Improbable predictions because no one can predict anything

Though it has long been suspected that Tupac may be hiding in Cuba, the legendary rap star is hiding in Indonesia under the name “Thug Bao.”

Look at the world right now and say these are too crazy, I dare you
By Tariq Ghanzi, Contributor

Cthulhu rises from the deep and asserts dominance over the world
At this point, we may as well speculate on the existence of an eternal and boundless evil creature that exists literally just to cause fear and terror. That’s almost a faster way to explain some of our ongoing problems than any normal, rational explanation. Therefore, I propose that deep in the Atlantic Ocean there is a chamber that houses Cthulhu and once a sufficient amount of rage fills the world he will awaken and burst from this chamber causing a massive earthquake and a bunch of tsunamis that will wreck the coasts of the Atlantic Ocean. There will be momentary global unity as humanity unites and struggles to subdue the ancient beast but it will ultimately be a failure.

Kanye West locates Atlantis and claims it as his own, dubbing the lost world “Donda World”
Kanye West in the throws of agony from his ongoing divorce will buy a random submarine company and promise to record Donda 3 in an as of yet unconstructed underwater studio. While scouting a location, West will accidentally find a hitherto unknown portal that he opens.
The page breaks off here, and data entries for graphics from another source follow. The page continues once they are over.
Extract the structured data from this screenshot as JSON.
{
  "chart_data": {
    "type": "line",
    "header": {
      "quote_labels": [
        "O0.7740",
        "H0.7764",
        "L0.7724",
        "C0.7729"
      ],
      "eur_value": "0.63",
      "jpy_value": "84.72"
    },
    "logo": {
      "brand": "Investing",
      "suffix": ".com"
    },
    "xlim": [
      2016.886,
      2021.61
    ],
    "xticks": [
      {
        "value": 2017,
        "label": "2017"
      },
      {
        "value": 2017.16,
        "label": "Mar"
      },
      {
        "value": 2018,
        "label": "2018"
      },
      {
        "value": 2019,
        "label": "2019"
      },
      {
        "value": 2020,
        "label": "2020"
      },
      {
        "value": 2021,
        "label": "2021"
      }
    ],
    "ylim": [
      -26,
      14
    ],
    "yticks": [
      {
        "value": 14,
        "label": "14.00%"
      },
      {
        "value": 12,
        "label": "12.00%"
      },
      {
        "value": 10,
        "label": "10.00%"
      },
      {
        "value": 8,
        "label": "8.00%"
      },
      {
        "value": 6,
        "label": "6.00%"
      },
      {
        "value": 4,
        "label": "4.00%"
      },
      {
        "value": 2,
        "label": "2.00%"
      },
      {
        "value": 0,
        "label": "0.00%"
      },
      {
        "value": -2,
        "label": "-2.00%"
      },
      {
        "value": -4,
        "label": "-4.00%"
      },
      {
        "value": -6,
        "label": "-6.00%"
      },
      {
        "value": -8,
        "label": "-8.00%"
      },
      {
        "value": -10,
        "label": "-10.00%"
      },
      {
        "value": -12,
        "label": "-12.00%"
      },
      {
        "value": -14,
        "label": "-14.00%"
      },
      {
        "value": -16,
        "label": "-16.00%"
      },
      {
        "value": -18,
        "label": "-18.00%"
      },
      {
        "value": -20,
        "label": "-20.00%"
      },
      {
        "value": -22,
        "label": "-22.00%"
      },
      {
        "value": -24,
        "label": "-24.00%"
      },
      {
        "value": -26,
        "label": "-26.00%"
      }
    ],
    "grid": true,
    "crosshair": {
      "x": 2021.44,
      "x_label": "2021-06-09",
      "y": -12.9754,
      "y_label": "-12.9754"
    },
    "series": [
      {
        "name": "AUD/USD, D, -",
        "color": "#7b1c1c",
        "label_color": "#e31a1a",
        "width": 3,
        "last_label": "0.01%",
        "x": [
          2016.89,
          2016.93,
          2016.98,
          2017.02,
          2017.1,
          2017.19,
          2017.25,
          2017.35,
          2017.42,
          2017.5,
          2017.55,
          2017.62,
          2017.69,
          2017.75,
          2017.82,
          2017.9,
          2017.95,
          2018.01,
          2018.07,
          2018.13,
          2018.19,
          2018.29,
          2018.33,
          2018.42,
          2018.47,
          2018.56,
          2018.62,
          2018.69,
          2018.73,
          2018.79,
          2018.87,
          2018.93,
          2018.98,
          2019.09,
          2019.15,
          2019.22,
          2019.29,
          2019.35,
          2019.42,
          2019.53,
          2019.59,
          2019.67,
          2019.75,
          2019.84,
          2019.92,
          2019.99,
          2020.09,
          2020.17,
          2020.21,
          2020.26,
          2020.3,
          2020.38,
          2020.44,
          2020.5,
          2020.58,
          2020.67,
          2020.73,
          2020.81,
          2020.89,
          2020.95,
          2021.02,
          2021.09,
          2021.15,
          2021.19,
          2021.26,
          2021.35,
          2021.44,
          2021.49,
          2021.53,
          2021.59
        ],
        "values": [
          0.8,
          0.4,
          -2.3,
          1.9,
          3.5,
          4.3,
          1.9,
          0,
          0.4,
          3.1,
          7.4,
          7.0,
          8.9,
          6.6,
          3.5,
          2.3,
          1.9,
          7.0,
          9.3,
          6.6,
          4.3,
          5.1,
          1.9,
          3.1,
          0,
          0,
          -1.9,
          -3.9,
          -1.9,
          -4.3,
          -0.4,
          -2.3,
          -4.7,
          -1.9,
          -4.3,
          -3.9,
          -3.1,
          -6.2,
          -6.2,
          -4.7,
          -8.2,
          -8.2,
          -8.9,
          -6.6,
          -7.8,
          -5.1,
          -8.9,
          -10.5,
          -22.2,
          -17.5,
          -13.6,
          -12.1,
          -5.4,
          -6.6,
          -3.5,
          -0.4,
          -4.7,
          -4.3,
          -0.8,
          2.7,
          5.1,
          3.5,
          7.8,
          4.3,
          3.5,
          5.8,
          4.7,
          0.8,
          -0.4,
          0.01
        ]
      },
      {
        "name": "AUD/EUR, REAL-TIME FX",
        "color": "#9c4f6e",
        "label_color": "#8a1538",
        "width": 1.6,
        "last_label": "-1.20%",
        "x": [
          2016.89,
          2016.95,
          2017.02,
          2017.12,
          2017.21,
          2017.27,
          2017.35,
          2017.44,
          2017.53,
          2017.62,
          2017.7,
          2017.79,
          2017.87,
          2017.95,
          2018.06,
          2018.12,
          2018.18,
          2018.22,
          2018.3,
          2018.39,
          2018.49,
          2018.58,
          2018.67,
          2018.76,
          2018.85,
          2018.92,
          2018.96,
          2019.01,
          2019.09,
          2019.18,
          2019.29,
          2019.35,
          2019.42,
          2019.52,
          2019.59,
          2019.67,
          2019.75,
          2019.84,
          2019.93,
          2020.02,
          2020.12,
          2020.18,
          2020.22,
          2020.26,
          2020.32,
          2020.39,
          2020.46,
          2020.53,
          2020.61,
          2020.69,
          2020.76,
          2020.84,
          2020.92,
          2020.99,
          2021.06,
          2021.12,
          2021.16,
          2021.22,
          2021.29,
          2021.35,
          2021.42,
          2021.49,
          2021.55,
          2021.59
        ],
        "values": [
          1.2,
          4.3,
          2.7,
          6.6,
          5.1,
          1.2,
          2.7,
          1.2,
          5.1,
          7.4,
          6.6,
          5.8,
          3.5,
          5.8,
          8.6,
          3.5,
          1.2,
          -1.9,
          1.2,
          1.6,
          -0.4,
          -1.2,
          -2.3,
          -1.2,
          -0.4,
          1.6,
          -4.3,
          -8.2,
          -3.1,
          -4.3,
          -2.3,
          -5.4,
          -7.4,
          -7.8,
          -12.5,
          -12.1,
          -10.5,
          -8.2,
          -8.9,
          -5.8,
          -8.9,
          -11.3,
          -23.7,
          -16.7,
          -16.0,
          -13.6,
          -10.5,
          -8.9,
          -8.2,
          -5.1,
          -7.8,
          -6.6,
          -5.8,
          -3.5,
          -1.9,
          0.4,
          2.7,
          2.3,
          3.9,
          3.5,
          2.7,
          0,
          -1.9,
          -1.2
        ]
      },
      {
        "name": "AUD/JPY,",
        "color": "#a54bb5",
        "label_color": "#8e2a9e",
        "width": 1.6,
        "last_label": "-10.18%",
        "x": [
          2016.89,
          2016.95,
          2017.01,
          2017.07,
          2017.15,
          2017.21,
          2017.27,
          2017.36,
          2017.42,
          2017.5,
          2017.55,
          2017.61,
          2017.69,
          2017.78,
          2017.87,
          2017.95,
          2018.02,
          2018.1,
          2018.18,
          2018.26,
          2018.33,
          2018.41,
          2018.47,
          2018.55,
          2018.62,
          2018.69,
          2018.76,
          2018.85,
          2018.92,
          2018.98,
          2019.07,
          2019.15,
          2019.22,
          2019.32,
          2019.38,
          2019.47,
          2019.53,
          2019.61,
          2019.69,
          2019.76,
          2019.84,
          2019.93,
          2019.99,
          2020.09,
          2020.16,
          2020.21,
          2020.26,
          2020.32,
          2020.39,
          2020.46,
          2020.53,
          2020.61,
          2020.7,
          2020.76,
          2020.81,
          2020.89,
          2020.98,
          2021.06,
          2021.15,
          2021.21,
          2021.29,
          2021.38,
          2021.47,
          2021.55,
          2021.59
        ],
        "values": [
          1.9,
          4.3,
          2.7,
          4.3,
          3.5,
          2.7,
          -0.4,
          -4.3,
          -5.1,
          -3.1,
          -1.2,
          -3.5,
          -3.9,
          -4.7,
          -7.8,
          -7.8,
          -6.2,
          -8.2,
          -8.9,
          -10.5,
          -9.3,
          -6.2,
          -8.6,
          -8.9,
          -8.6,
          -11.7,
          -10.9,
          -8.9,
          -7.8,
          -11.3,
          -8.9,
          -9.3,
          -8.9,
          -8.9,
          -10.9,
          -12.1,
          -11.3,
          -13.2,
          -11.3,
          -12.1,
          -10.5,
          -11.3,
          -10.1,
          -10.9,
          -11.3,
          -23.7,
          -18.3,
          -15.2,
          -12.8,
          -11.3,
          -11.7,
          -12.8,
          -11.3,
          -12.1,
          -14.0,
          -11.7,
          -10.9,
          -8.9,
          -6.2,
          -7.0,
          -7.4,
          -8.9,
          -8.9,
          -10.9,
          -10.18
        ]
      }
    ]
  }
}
His submarine will be instantly dragged into this portal via ancient yet highly advanced technologies that are completely incomprehensible to modern scientists. His comrades on the submarine will almost instantaneously collapse in awe but West will instead launch into a long and unprovoked tirade about the evils of Pete Davidson AKA “Skete”

Taylor Swift will be arrested for running an underground kindergarten fight club
The country singer will have her personal computer hacked by eager fans awaiting an album and they will find a hidden folder labelled “Young Scrapers.” They will be shocked to see Swift officiating a bare-knuckle child fighting match with kidnapped children and clones of famous people created without the original human’s consent. One particular video featuring a Tom Cruise clone versus a Vin Diesel clone engaged in mortal combat will be of particular horrifying interest to the world.

The real Tupac will come back
Though it has long been suspected that Tupac may be hiding in Cuba, the legendary rap star is hiding in Indonesia under the name “Thug Bao.” He has maintained himself by running a 1950’s theme drive-in diner that specializes in homemade root beer floats and banana splits. Pac will return to America and resign immediately with Death Row Records—now owned by friend and former label mate Snoop Dogg—and record a plethora of songs he has written over the past decades to release an unprecedented triple-disc album available exclusively as CDs for a year before it’s official streaming service release.

Tyra Banks will become the first sovereign citizen with a nuclear warhead
Unbeknownst to the world, former supermodel, Tyra Banks has been studying rocket engineer and nuclear warhead design for several years, while using her modelling empire to amass wealth and scientists. In an immaculate and evil plan, Banks has been marrying off models she has discovered to scientists and arms dealers in return for their cooperation and support. She will then use their favours to purchase a series of small islands in the Indian Ocean and then secretly assemble her nuclear arms on and around the island. She will then declare herself the sovereign ruler and sole inhabitant of Tyrastan and demand a seat on the UN security council or she will destroy several small cities.